With her larger-than-life blonde locks and “If you want the rainbow, you’ve got to put up with the rain” attitude, Dolly Parton is easily the sweetest sweetheart of country music. However, as she recently discussed on OutQ’s Iconography series, the country superstar’s sweetness hardly stops her from standing strong. In addition to the whopping 46 Grammy nominations she sports under her rhinestone studded belt, Parton has also received nominations for Emmy, Academy, and Tony Awards for her work on the stage and screen. Despite all of her brilliant success, Parton told The Morning Jolt’s Keith Price that she has truly learned from the bumps in the road along the way.
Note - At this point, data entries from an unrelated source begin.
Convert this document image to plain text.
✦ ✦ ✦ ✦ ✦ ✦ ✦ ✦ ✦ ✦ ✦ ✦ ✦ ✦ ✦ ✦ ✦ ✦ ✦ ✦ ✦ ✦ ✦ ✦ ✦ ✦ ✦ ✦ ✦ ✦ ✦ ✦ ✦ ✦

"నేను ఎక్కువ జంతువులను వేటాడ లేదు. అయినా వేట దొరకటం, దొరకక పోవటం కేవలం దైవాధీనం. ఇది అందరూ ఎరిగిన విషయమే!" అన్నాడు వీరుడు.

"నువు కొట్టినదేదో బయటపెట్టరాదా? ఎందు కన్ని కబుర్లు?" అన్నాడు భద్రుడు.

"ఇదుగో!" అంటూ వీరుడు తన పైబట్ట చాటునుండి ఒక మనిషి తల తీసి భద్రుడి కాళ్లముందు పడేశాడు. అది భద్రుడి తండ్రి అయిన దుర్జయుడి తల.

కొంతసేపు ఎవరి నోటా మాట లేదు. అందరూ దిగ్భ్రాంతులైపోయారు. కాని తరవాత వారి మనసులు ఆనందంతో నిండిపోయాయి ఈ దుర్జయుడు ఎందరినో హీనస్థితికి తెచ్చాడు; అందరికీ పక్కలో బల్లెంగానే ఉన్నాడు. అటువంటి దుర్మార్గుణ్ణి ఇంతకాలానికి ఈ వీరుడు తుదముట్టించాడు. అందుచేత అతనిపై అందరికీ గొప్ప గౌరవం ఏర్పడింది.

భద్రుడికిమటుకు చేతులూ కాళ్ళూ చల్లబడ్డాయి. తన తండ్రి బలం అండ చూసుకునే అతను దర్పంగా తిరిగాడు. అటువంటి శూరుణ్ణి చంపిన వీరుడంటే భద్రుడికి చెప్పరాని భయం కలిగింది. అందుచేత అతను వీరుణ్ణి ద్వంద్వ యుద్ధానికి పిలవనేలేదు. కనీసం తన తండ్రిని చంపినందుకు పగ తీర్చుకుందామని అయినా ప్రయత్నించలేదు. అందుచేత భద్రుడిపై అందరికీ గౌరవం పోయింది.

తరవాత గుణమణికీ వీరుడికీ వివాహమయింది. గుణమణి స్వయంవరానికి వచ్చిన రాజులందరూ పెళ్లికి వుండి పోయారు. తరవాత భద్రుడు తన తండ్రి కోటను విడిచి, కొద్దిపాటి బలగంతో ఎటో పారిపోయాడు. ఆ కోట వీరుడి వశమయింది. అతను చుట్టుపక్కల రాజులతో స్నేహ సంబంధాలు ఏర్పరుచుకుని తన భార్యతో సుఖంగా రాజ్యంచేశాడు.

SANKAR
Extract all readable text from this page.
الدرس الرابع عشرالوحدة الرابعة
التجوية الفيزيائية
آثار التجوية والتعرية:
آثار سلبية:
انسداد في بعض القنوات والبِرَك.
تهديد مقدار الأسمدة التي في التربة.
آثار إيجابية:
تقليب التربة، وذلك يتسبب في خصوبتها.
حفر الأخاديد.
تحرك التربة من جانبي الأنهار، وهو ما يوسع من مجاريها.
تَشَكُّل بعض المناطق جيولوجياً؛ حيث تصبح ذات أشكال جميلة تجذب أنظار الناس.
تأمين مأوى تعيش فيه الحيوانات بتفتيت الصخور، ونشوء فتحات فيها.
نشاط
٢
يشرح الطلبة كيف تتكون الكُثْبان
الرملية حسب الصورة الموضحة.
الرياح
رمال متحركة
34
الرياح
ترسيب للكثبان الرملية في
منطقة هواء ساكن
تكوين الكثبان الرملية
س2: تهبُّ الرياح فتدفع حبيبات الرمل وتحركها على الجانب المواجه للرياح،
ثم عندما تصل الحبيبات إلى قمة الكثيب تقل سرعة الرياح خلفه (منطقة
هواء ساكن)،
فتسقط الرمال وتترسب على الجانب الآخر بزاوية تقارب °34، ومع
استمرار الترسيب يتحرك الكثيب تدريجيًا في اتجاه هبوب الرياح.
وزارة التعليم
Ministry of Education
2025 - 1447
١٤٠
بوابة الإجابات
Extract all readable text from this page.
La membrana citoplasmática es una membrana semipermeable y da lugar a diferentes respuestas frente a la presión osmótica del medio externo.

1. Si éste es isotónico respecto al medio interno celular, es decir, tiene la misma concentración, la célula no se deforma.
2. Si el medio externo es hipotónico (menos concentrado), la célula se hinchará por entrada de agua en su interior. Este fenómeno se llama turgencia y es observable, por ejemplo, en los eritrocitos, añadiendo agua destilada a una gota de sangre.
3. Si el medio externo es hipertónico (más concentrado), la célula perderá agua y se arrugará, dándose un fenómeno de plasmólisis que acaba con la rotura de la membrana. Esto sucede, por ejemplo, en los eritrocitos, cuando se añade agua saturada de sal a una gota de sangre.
“Probably one of the more public failures was the Dolly variety TV show I did [in the ’80s] … It was when variety television had died away, and there were still a lot of great people in California that loved and missed it. So, I was gonna do a show – a variety show for me, but it got all out of my hands,” Parton said. “I think we lost sight of me and what I could have brought as a country girl … Anytime I’ve ever done anything that went against my gut, it don’t work. If I follow my gut, I’m never wrong.”
Price also asked Parton about how she has managed to stay true to herself throughout her entire career. Parton’s fame rivals that of Michael Jackson and Whitney Houston, whose version of Parton’s I Will Always Love You has become one of the standout singles of our time. Many believe the flip side of fame had a hand in both of these artists’ deaths and the behaviors leading up to them. Parton spoke with nothing but compassion for Houston and Jackson.
“One never knows what’s going on inside another person, whether it’s chemical imbalances, whether it’s insecurity, whether it’s fear, whether it’s doubt,” Parton said. “And they were thrust into that big world all of a sudden … Michael was a tiny little thing when his stardom came.”
Though Parton was a late bloomer on the Broadway songwriting scene, her musical 9 to 5 stole the show when it hit the Great White Way in 2009 – and four Tony Award nominations.
“It was difficult in the fact that there were so many people involved in it. I’m so used to just me and God when I write. But then you get all these producers, all these directors, all these writers, all these people,” Parton said. “But it was a real experience. I would take nothin’ for it.”